Махмут приподнял Азата. — Заслуженному герою «ура!». Командир справедливо поступил, что не пожадничал, отвалив тебе полный куш.
— Да вы о чём? — вырывался Азат из могучих объятий.
Махмут Загидуллин прошептал:
— Награда к награде! Это тебе от меня! Часы со звоном!
У Азата от радости загорелись глаза.
— Спасибо!
Загидуллин с довольным видом глядел на Азата. Открыв крышку часов, Азат побледнел.
— На, забирай обратно! — насупился он, протягивая часы Махмуту.
— Ты чего? — удивился тот. — В своём уме? Кто от подарка отказывается?
— Ни за что не возьму! Часы не твои! Комиссаровы! — выдавил из себя Байгужин. — Такая нажива никому не нужна…
— Ах вон ты о чём… — беззаботно усмехнулся Махмут. — Сам посуди, зачем комиссару на том свете, часы?
— Уходи! — простонал Азат.
— Как знаешь, неволить не стану, — Махмут спрятал часы в карман. — Если бы не я, другой бы взял, — растерянно сказал Загидуллин, не ожидавший такого поворота событий.

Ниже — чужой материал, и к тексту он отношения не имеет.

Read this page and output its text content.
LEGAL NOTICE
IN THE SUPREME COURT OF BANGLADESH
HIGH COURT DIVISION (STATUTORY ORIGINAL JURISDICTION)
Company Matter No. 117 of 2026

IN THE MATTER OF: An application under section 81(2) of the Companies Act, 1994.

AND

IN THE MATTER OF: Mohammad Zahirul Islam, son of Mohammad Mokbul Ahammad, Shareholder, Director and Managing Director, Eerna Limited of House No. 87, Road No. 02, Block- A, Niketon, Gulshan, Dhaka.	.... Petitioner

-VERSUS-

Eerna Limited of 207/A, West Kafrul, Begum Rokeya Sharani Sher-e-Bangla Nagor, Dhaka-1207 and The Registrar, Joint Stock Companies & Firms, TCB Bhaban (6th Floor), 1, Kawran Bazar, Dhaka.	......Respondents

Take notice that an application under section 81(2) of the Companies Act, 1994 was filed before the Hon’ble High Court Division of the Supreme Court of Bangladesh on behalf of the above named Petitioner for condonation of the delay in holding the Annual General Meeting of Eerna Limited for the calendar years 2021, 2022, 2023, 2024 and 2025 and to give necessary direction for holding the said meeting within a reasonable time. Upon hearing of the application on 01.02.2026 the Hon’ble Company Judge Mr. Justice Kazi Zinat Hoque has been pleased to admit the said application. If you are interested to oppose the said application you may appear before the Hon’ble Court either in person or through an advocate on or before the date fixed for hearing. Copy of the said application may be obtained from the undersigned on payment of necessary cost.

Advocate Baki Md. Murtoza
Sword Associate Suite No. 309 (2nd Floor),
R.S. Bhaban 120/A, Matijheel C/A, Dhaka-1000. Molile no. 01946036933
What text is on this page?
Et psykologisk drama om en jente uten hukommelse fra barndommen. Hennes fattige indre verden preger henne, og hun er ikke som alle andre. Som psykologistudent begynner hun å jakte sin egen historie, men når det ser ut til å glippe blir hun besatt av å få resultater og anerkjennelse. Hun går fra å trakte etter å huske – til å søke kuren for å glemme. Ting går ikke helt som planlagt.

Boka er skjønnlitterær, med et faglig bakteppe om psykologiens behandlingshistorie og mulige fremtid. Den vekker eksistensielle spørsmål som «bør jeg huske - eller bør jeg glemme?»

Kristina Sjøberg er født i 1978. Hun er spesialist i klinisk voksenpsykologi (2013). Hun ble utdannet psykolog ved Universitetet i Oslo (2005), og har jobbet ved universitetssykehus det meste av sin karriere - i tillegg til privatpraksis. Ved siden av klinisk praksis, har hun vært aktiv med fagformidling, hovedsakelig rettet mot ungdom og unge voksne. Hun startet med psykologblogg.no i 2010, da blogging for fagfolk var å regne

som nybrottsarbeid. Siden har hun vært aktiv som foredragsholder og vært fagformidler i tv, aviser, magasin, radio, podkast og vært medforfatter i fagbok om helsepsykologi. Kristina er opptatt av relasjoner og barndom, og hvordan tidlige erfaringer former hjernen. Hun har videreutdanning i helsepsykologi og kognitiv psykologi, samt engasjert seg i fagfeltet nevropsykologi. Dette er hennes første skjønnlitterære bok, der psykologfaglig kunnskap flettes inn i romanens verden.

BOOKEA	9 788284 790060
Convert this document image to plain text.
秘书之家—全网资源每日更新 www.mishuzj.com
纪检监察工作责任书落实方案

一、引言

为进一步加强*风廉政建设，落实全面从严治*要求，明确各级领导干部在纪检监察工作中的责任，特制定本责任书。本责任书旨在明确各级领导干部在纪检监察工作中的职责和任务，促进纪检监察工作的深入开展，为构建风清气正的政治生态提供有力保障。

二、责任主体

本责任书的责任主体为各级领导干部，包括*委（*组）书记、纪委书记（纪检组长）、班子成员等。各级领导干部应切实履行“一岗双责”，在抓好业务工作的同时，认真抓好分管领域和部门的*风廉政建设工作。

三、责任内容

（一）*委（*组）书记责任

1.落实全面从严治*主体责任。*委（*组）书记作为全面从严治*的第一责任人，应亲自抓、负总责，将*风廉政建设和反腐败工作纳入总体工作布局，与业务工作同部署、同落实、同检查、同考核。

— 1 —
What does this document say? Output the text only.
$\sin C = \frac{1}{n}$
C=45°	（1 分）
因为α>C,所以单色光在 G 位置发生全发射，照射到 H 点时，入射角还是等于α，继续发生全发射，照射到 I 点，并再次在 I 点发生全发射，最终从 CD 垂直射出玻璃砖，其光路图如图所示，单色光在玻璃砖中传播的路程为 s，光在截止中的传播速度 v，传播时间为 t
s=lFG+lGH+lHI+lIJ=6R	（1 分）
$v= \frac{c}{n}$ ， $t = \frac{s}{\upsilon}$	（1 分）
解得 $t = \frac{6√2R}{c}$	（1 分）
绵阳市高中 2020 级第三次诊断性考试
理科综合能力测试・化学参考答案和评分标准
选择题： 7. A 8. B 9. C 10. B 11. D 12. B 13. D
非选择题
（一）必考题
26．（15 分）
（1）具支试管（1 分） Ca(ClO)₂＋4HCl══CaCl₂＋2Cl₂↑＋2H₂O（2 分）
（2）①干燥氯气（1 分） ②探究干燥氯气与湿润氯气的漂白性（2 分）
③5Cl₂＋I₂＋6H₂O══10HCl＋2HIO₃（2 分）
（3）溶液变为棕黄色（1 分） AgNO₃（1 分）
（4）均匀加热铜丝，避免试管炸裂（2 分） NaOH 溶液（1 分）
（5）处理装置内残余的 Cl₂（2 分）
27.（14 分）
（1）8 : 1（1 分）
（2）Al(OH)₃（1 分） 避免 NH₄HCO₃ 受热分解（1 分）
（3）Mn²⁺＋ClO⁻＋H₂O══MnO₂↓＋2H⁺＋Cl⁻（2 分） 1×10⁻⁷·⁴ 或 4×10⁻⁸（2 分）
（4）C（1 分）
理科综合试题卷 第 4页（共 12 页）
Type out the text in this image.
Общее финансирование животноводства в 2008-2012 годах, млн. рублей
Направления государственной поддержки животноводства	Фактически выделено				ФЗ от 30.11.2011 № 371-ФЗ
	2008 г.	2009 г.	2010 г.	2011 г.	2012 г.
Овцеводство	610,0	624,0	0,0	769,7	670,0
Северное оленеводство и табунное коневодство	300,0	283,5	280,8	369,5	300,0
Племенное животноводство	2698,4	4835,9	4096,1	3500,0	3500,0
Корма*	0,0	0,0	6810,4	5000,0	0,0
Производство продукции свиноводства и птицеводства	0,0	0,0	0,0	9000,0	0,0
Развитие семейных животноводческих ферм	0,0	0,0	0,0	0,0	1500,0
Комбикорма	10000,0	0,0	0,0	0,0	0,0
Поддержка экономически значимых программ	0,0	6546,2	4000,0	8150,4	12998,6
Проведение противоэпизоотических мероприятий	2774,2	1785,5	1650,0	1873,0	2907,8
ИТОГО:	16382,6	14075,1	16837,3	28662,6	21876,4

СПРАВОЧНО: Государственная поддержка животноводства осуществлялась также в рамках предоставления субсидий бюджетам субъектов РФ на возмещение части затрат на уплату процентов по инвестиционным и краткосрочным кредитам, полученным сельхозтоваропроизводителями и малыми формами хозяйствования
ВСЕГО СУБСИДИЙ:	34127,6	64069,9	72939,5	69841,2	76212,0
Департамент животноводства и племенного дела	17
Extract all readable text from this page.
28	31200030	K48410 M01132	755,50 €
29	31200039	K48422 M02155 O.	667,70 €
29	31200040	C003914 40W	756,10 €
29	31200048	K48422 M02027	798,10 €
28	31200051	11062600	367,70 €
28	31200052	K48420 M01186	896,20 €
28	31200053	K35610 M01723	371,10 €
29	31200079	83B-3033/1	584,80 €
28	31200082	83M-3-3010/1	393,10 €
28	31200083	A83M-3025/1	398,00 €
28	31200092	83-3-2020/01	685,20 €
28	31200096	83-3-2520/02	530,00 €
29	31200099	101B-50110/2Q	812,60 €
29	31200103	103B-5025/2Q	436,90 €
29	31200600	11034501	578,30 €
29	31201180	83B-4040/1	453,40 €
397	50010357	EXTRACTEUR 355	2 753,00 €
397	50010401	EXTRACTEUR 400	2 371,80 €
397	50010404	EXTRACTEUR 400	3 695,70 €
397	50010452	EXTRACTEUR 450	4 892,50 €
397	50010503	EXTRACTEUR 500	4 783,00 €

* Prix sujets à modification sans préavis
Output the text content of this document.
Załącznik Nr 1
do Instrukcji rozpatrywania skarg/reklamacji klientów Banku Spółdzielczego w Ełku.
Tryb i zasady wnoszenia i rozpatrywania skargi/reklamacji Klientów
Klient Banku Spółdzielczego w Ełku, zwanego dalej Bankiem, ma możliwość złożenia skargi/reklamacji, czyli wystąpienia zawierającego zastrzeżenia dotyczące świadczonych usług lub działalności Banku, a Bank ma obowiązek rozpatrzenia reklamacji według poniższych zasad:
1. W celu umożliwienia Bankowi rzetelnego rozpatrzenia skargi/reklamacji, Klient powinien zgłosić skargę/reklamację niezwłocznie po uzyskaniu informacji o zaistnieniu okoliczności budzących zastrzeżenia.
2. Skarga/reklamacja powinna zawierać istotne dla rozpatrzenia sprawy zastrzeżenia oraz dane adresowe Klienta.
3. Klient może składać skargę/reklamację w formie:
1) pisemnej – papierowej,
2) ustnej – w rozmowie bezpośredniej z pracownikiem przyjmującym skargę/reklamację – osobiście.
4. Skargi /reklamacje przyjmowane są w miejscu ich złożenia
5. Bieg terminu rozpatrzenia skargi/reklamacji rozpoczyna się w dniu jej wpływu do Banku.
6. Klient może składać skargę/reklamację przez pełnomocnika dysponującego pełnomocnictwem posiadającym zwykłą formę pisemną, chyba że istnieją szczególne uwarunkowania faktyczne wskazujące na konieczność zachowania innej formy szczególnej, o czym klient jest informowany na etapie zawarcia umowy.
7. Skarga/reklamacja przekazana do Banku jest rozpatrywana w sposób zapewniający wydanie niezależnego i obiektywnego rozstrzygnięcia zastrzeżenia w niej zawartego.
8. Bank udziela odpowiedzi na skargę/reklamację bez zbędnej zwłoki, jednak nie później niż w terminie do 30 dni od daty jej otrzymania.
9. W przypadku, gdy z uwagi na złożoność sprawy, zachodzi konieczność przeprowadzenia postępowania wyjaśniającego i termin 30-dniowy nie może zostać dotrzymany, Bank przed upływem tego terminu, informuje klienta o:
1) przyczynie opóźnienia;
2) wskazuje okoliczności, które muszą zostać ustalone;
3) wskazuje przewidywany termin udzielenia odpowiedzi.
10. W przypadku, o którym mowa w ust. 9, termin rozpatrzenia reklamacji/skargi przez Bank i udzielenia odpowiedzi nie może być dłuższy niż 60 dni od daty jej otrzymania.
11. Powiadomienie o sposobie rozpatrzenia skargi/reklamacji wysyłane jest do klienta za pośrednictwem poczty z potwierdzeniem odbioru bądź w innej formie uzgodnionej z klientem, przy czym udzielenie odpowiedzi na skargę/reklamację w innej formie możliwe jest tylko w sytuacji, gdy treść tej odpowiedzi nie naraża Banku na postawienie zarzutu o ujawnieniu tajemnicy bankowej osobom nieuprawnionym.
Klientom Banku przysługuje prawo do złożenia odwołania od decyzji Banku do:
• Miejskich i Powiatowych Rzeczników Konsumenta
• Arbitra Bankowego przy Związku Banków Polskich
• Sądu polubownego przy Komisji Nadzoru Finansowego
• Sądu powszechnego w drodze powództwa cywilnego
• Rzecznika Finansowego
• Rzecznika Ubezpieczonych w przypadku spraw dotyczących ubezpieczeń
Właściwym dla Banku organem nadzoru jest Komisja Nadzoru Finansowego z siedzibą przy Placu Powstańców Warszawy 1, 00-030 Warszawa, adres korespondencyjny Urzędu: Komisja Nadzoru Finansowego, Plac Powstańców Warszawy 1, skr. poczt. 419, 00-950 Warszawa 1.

— Мародер ты, вот кто! — заплакал Байгужин, размахивая руками. — Убирайся. Махмут затрясся от ярости.
— Это я, партизанский разведчик, мародёр? Это я? Ну-ка повтори ещё разок!
— Отваливай отсюда!
Махмут, залепив Азату пощёчину, выбежал из шалаша.
На скандал прибежал помощник фельдшера.
— Что у вас тут произошло? — с удивлением спросил Микола Фёдорович.
— Ничего не произошло… С чего взял?
— Поскандалили, что ли?
Так ничего и не добившись от Азата, Микола оставил друга в покое. Что ему больше всех, что ли, нужно? Что он, судья?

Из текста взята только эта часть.